Six million people will become eligible to get the COVID-19 vaccination from Monday, but plenty are struggling to actually book an appointment.
- A list of roughly 1,000 GPs offering vaccine appointments from next Monday for eligible patients went live on Wednesday morning
- Many GP clinics say they were caught off-guard by the announcement
- Australians can check whether they are eligible and can view the participating GPs on the health.gov.au website
Details for hundreds of GP clinics across the country went live on Wednesday morning, encouraging those eligible to book in either online or over the phone.
It took many of those GP clinics by surprise, as phones began ringing off the hook.
Plaza Medical in Kalgoorlie is listed as one of just two vaccine providers in the remote mining town.
Rob Sterry, from the clinic, said they had no idea it was coming — and had been dealing with eager and confused patients all morning.
“It’s frustrating for them, and it’s frustrating for us,” he said.
The clinic does not have software ready to take bookings yet, but it is hoping to start providing shots from next week.

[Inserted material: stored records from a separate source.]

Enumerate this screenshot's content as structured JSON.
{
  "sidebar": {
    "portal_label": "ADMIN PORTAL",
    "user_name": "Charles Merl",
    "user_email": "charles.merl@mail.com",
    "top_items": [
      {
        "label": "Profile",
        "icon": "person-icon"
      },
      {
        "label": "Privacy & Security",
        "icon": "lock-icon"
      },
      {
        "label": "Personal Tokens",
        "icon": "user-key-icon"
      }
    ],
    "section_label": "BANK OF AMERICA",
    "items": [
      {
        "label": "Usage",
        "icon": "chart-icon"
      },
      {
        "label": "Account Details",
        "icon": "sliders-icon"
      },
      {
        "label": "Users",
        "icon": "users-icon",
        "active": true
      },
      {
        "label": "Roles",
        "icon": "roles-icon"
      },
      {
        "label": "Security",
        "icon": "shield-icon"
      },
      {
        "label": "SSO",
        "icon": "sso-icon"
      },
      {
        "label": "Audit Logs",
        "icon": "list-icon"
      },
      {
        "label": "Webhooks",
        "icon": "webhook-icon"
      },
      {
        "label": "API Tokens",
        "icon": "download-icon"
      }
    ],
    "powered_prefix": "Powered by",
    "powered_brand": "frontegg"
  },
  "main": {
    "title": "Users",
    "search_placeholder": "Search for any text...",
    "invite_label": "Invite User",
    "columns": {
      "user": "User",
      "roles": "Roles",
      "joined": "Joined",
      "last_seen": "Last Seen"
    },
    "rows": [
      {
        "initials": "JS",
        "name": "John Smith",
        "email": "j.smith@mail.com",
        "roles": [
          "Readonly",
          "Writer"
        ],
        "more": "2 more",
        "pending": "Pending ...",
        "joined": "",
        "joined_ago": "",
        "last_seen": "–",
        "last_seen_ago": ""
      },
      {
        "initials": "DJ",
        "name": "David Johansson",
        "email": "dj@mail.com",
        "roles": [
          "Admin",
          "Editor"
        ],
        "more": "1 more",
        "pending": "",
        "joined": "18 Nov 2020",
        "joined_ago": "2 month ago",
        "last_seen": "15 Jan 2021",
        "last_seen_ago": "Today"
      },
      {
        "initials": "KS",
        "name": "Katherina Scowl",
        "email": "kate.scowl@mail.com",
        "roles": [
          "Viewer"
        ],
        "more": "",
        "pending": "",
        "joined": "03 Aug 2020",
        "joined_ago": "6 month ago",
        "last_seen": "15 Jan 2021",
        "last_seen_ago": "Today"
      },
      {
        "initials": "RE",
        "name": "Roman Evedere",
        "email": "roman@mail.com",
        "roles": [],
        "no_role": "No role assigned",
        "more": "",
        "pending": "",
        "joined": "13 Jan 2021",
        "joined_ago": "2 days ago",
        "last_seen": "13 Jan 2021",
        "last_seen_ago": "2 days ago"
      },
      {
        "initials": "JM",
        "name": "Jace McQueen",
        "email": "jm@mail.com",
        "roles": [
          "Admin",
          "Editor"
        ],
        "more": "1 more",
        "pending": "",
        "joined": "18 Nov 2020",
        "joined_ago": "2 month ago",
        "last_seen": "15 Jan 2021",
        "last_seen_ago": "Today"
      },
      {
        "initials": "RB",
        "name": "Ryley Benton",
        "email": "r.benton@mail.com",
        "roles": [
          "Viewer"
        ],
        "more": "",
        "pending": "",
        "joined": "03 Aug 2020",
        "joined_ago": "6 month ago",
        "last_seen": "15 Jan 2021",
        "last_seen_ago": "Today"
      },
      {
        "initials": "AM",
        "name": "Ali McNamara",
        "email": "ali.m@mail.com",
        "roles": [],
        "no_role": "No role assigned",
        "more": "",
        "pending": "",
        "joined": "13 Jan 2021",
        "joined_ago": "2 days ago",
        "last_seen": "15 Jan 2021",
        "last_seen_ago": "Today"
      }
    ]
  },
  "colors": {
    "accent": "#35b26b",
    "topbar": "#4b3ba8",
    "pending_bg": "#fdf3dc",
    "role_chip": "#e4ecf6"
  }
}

In some cases, GP clinics have told people they did not know the vaccine rollout was happening at their practice.
Another practice manager expressed frustration that it felt like they were being told what was happening, after the general public.
But Health Minister Greg Hunt said it was always the plan to make the announcement on Wednesday, appearing to contradict the reports from clinics.
“All practices … that are listed today have actually made — not only been approved — but they have made orders themselves,” he said.
Health Department secretary Brendan Murphy said Australia was not in a hurry with the rollout and people should not badger their GPs.
“While some GP clinics are coming online next week, they won’t be releasing appointments until they’re sure of their vaccine deliveries which are coming in the next day or two,” he said.
People not comfortable using the internet, can call the national coronavirus helpline on 1800 020 080.
Patients urged to show patience
As part of Stage 1b of the rollout, all Australians aged 70 or over become eligible for the vaccine, along with more healthcare and frontline workers, and some with specific medical conditions.
Some were keen to make their appointment on Wednesday morning, logging online to find their nearest available GP and do so — and contacted the ABC with their frustrations when they found out that was not possible.
“I was told they do not even have these injections in stock, and will not be taking phone bookings until approximately April 12, so a big disappointment,” one person said.
Another said they were not given a date on when they might be able to get in.
“I went online to the government site and found that I qualified and phoned the nearest clinic and was advised that they are not taking appointments,” he said.
“When I enquired when I could get an appointment I was advised that they could not confirm when I could get a shot! What is going on?
“I went through the government web site and hit a dead end! I phoned several clinics from the site and none of them even had the Vax!”
Australian Medical Association president Omar Korshid said those GP practices taking part from next week would only receive between 50 to 100 doses.
The Government expects that 4,000 GP clinics will be able to administer the vaccines by the end of April.
The ABC also spoke to some people who were turned away from listed GP clinics because they were not already a patient at that practice.
Dr Korshid said they would have to wait.
“For Australians whose usual GP is not involved in the initial rollout or not going to be involved at all, there are other options for accessing the vaccine,” he said.
“We are hoping to see significant state-run vaccination clinics as well as the Commonwealth-run respiratory clinics, so there will be options for all Australians to go and get themselves vaccinated.
“But as we have very limited vaccine available in the country, it is going to take some time.”
Shadow Health Minister Mark Butler said the national booking system should have been tested and finalised well in advanced.
“We have been saying for weeks now that these key systems, particularly the system that drives how people can book a vaccine, should have been in place weeks ago,” Mr Butler said
“We knew last year that we were going to have to conduct mass vaccination. The government should have had these systems tested and finalised weeks before the first phase of broad community rollout of Phase 1B was anywhere close to being initiated.
“They’ve been too slow and too late putting these systems in place, and unfortunately it’s no surprise that there is this sort of chaos and confusion you see out there, which is incredibly frustrating to GPs, the staff of GP practices that have been inundated with phone calls today that they are not able to respond to, and particularly the frustration for patients.”